Tawse noun a leather punishment strap with thongs, formerly used in schools
‘“Oh, braw lassie! Did the schoolmaster not tawse her for it, though?”’ (Drums of Autumn)
The tawse (also called the belt) was generally associated with corporal punishment in schools. The tawse, along with its friends the pandie and the strap, has now (thank goodness) long gone from Scottish schools. It is defined as: ‘An instrument of punishment, a leather strap divided at the end into two or more lashes.’ Citations are found from the 1600s onwards. The Dundonald Parish Records for 1640, for instance, prescribed that: ‘According to the qualitie of the faults the maister shall inflict punishment, streking some on the loof [palm of hand] with a birk wand, belt or paire of taws’. There is also some evidence of ingenious techniques for enhancing the instrument’s brutal qualities: the ‘burnt-nebbit-taws’, it seems, refers to a tawse whose ends have been especially hardened in the fire. Ouch!
The word is related to taw, a term for a lash or whip. Tawse apparently takes on a plural ending to indicate the division of the strap into two or more lashes. Taw itself is derived from the Old English verb tawian, used to describe the preparation of raw materials, including the process of softening hides by beating them. You would hope this is the sense evoked in James Lumsden’s Rural rhymes and sketches in East Lothian (1885) and not a reference to someone exhausted from thrashing the daylights out of a child: ‘The ancient tawse-swasher pled weariness.’

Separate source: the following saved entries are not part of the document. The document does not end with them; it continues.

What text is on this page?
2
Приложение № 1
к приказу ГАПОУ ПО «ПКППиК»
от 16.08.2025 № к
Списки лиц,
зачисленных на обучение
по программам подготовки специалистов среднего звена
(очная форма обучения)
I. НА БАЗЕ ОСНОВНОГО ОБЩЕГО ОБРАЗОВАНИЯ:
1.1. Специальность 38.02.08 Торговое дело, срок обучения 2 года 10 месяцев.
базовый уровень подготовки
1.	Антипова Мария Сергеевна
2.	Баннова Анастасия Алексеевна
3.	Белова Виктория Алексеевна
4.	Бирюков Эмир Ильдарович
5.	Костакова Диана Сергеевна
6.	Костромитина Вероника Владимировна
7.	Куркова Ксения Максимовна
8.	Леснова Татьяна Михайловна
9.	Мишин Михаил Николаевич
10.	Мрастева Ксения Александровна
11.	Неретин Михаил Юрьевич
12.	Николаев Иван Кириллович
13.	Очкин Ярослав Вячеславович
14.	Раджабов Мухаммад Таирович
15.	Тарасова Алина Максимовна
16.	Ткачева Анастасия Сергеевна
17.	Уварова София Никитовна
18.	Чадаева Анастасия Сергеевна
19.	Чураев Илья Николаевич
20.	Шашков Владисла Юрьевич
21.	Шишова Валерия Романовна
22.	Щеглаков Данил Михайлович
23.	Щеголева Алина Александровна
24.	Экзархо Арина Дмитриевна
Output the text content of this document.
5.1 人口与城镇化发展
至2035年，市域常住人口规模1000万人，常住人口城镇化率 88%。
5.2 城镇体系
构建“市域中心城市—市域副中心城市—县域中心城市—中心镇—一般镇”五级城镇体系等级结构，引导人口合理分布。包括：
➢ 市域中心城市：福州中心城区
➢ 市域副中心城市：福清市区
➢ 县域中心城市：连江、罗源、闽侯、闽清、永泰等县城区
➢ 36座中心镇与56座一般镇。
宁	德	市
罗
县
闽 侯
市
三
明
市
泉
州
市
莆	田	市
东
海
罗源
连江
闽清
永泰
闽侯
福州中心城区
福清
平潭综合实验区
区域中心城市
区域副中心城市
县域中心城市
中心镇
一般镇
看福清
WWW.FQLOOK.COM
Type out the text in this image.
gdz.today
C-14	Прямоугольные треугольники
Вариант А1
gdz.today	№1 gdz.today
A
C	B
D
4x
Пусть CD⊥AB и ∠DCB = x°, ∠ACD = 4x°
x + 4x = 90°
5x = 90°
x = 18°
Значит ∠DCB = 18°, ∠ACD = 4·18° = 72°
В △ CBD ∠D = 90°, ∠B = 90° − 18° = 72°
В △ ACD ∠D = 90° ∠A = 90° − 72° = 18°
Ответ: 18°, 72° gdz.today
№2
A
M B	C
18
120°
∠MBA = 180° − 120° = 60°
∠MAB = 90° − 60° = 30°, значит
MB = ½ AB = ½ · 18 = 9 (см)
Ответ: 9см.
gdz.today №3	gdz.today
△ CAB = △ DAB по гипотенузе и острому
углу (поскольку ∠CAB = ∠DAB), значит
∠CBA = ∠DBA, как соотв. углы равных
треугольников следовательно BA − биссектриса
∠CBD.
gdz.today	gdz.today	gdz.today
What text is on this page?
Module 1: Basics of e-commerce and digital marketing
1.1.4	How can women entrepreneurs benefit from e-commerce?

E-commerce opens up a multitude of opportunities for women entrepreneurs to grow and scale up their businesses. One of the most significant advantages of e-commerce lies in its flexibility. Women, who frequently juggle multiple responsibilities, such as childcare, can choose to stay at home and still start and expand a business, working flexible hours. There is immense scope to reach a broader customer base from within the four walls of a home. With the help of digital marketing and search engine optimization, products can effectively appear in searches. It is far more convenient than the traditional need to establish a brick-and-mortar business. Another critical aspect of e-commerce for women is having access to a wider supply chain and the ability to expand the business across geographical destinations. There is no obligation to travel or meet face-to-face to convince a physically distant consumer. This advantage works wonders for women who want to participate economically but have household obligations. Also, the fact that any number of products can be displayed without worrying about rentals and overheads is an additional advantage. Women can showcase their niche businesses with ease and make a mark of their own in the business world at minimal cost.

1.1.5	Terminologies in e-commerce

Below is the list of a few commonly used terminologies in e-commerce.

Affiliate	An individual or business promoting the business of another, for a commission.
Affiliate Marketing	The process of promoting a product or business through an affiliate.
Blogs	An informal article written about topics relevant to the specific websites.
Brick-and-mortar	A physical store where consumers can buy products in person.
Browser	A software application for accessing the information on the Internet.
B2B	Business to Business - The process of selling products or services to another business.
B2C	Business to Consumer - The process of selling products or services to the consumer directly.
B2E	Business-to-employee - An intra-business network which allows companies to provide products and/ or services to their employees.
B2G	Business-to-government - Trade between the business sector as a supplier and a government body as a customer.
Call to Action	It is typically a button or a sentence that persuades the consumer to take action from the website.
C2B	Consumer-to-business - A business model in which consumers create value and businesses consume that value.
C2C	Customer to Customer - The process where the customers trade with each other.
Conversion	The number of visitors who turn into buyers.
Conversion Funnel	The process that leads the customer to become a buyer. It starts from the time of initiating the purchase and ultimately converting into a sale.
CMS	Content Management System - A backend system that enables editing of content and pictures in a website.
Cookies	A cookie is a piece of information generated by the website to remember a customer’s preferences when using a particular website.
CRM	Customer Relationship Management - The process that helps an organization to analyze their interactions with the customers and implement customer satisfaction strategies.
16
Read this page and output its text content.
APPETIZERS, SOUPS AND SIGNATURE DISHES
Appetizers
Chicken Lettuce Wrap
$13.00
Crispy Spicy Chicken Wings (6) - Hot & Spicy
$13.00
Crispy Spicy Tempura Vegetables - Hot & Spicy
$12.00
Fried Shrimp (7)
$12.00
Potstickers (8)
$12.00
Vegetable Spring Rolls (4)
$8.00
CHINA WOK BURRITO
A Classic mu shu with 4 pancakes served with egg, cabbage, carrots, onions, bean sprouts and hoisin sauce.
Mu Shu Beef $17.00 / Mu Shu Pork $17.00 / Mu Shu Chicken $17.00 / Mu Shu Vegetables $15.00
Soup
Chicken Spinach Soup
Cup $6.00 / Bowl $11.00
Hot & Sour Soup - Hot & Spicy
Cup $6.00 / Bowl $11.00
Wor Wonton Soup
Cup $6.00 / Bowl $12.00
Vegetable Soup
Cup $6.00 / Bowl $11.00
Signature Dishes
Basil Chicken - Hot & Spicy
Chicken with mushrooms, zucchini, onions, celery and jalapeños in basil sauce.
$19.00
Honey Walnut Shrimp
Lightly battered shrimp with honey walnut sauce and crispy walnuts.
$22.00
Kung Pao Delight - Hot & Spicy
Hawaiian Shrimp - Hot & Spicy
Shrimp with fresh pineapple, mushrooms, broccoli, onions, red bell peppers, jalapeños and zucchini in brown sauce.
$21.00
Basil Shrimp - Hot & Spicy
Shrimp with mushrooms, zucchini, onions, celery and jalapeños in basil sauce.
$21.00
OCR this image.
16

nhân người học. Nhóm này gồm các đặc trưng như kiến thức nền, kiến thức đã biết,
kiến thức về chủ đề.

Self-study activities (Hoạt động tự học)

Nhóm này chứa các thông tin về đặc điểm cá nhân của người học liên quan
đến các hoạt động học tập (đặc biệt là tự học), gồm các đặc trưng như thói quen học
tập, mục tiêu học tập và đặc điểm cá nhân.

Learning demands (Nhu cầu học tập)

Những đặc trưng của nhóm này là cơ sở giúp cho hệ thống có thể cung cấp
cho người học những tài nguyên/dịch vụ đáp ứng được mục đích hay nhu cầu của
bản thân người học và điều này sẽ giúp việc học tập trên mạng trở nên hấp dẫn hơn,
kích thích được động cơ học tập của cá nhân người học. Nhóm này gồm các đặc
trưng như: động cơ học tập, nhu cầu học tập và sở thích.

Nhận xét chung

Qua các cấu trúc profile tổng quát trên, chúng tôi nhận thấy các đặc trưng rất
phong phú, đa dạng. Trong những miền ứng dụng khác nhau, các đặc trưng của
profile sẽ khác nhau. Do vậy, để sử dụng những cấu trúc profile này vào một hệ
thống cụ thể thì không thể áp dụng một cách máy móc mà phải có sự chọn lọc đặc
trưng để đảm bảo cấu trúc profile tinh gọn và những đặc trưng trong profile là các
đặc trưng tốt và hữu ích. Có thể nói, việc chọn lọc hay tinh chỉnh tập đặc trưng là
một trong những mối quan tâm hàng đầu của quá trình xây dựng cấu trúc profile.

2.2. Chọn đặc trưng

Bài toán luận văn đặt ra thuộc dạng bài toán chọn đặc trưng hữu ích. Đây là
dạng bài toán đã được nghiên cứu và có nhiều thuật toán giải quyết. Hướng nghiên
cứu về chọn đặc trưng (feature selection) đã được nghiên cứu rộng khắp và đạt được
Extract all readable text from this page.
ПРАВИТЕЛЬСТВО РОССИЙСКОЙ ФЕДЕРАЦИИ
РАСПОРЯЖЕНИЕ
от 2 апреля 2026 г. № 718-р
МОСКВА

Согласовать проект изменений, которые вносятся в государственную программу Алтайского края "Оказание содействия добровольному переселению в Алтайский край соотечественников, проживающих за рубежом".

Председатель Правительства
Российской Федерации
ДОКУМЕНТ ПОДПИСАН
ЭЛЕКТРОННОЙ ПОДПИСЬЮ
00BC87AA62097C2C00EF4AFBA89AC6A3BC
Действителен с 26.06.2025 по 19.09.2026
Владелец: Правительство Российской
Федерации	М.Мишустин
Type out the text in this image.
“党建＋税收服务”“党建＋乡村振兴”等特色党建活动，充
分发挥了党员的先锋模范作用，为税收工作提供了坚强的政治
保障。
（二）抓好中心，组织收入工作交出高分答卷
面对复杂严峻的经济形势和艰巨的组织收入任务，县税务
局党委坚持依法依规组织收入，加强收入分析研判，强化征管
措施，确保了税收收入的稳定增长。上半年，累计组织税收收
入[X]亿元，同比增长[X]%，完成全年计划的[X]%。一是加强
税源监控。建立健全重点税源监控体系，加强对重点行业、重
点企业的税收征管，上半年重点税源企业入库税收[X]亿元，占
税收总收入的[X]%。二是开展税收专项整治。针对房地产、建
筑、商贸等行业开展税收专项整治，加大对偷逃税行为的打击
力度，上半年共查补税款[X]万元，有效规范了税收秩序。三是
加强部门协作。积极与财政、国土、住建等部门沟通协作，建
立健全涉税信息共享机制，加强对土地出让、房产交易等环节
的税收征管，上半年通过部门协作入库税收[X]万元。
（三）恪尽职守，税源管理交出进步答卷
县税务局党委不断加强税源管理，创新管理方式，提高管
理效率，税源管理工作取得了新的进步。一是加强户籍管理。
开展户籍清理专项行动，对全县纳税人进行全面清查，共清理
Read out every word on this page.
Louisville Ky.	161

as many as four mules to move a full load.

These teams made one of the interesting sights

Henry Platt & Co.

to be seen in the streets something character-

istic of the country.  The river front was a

In the last century, another context for the tawse is provided by Christopher Rush in his novel A Twelvemonth and a Day (1985), recalling memories of life in Fife’s East Neuk: ‘in many a playground battle, where tense gunfighters faced one another for the draw, the invisible weapon turned out to be Miss Sangster’s tawse, the terror of the imagination, and instead of an air cruel with cordite fumes and the whang of bullets, we watched the last scenes of such dramas turn to farce’.